My boyfriend and I love Austin, so we always try to find an excuse to visit Austin — and all we do is eat, eat and eat. So it’s no surprise that we spent this past weekend eating our way through Austin. And we decided that we would do it – that we would embark on the whole ‘Franklin’ experience. Honestly, I’m impatient and am not the kind to wait more than an hour (more like 30 min.) for food, but somehow I convinced myself to wait five hours for BBQ — and I did it. I came. I waited. I conquered. It’s because I keep hearing locals and Yelp reviewers rave about the brisket and how no other place compares that I decided to devote half of my day to Franklin. Also, I haven’t heard a single person said that “it wasn’t worth it.” And I would be dishonoring my title as a ‘foodie’ if I never try such a famous and highly regarded restaurant. Overall, the experience can be broken down into three parts:
1. Before – The Arrival & Waiting Game
We got there on Sunday around 8:45 AM, laid down our tarp and we brought some snacks, books and music – we were prepared, but so was everyone else. If you don’t have a lawn chair, don’t fret — Franklin has lawn chairs you can borrow. However, do bring entertainment and snacks, but not too much cause you don’t want to ruin your appetite. We even befriended our neighbors behind us, which made the time fly by. Waiting is definitely part of the “experience” so make sure to make the most of it — entertain yourself, study, nap or befriend your neighbors.
Also, note that you can buy beer while waiting in line or you can bring your own, which I recommend. Furthermore, someone will go down the line and provide clear instructions on how Franklin works. There will also be another person who will ask you what you plan to order to make sure that there is enough. This is great, because this prevents you from waiting in line for hours only to be left starving and disappointed. They’ll also tell you when you’ll tentatively be eating – they are pros at this so believe them when they’ll say you’ll be eating 5 hours later.
2. During – The MOMENT(s)
That moment when you’re inside and waiting for your turn to order is quite exciting even though you’re still in line. However, once you see everyone eating trays of that brisket, sausage and pulled pork, you’ll begin to salivate and your heart will begin to race. Once you see that there’s only ONE guy cutting up the meat, you’ll wonder why the heck haven’t they hired one more person, but you’ll soon forget that thought when it’s your turn to order.

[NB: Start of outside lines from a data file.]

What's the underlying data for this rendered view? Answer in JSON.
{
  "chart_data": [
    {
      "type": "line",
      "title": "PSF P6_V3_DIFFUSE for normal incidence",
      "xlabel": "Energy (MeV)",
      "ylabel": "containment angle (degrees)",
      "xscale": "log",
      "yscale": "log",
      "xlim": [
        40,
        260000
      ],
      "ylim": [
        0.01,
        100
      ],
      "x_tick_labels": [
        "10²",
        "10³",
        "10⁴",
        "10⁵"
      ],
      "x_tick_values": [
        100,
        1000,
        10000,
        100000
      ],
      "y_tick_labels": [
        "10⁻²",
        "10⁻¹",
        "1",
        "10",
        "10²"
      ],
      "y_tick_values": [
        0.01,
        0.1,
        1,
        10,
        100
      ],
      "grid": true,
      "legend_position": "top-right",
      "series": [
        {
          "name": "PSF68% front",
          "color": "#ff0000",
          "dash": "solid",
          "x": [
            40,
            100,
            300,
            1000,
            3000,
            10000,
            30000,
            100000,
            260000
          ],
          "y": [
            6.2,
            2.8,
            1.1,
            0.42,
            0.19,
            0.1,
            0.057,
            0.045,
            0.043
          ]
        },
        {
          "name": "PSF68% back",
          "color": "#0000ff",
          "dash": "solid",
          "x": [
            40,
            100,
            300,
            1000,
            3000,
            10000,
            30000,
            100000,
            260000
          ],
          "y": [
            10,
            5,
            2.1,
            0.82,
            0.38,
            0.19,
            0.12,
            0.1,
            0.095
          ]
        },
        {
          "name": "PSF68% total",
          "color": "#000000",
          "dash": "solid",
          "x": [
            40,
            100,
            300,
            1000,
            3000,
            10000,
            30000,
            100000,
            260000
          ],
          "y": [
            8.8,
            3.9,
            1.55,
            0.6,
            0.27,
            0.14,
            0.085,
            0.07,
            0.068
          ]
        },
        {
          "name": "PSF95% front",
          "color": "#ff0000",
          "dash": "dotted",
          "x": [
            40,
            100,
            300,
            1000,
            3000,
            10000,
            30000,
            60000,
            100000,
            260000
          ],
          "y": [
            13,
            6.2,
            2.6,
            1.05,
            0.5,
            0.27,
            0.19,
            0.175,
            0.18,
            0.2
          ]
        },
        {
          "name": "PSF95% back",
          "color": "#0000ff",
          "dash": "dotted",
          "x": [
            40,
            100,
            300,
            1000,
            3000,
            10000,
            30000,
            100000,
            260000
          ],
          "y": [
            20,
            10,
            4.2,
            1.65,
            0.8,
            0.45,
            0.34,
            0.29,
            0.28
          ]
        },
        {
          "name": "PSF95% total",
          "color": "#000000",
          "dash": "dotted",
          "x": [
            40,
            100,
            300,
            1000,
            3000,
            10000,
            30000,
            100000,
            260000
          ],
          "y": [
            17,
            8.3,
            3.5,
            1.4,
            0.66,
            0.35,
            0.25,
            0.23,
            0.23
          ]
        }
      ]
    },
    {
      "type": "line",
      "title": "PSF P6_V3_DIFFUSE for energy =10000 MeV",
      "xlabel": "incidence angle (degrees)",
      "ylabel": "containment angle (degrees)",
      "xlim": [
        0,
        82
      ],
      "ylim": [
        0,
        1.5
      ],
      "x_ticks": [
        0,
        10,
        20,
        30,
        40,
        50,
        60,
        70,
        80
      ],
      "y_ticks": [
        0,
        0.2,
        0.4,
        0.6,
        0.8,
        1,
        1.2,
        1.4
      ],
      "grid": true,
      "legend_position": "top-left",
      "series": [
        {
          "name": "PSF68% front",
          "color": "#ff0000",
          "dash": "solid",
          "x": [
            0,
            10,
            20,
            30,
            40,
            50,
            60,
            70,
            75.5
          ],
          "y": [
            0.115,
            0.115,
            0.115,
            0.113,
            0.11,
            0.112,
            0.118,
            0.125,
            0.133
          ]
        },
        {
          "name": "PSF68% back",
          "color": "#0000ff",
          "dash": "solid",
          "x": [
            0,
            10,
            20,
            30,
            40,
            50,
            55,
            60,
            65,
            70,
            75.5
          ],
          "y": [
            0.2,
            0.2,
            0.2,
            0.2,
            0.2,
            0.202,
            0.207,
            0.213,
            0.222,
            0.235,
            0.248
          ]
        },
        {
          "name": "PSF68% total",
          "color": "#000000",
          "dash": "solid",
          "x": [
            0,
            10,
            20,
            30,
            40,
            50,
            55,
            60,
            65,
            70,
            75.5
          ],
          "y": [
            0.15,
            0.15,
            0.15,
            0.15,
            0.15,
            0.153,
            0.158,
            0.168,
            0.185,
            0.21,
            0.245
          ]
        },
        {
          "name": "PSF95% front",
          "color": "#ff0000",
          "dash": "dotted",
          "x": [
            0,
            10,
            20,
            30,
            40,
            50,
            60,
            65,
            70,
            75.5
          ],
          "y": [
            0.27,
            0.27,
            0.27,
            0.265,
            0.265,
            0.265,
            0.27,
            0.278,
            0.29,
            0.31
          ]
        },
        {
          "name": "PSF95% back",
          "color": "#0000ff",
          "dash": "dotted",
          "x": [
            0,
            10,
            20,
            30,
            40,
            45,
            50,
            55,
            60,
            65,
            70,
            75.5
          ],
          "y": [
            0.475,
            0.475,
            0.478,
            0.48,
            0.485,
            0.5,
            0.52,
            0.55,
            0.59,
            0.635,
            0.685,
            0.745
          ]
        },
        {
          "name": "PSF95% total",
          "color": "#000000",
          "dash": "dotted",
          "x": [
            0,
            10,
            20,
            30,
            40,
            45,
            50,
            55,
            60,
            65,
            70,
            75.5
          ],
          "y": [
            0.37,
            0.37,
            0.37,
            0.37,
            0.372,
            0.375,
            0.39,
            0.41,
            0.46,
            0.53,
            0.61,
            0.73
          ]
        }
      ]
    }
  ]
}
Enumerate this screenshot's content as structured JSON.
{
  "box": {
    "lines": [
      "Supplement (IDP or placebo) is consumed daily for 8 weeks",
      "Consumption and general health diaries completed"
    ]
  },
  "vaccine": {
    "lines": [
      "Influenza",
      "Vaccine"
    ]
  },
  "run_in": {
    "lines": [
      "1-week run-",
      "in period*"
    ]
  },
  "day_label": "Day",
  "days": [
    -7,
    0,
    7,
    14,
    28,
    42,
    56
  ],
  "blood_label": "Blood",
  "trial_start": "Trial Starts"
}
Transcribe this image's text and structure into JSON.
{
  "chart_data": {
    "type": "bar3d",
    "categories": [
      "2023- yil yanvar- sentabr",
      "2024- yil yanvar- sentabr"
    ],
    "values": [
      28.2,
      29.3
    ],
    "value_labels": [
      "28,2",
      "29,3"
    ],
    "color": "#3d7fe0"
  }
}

The moment I took the first bite of that brisket was one of the most rewarding feelings ever — I have never waited so long for food. We got 1/2 lb fatty brisket and 1/2 lb lean brisket. The fatty brisket melts in your mouth like butter and falls off your fork easily and nicely. The lean brisket is tasty as well, but nothing as good as the fatty parts. There are several BBQ rubs you can choose for your meats. As weird as it may sound, the espresso rub went well with the brisket. The roasty notes paired well with the smokiness of the brisket. We also got the sausage and pulled pork, and all were as good as you expect it to be. The sausage – plump and smoky. The pulled pork – moist, but a little bland (but that’s what the sauces are for).
3. After – The Food Coma
Of course, we were ambitious and ordered more than we can eat, but we were not going to wait 5 hours to order a small amount of food. The leftovers heated up in the microwave fine and made a great lunch the next day. Best. Leftovers. Ever. (besides Chipotle – lol). We had plans to drive straight back to Dallas right after, but did not make it more than 8 miles, because we were so tired. Consequently, we pulled into a neighborhood, found some shade, parked our car and napped with the windows down. So if you ever plan to embark on this adventure, just remember it’s a whole day kind of ordeal.
And you’re probably wondering was it worth it? Yes. But will I ever wait 5 hours again? No, probably not. With all that being said, it is definitely a fun experience and something worth doing once — and only once.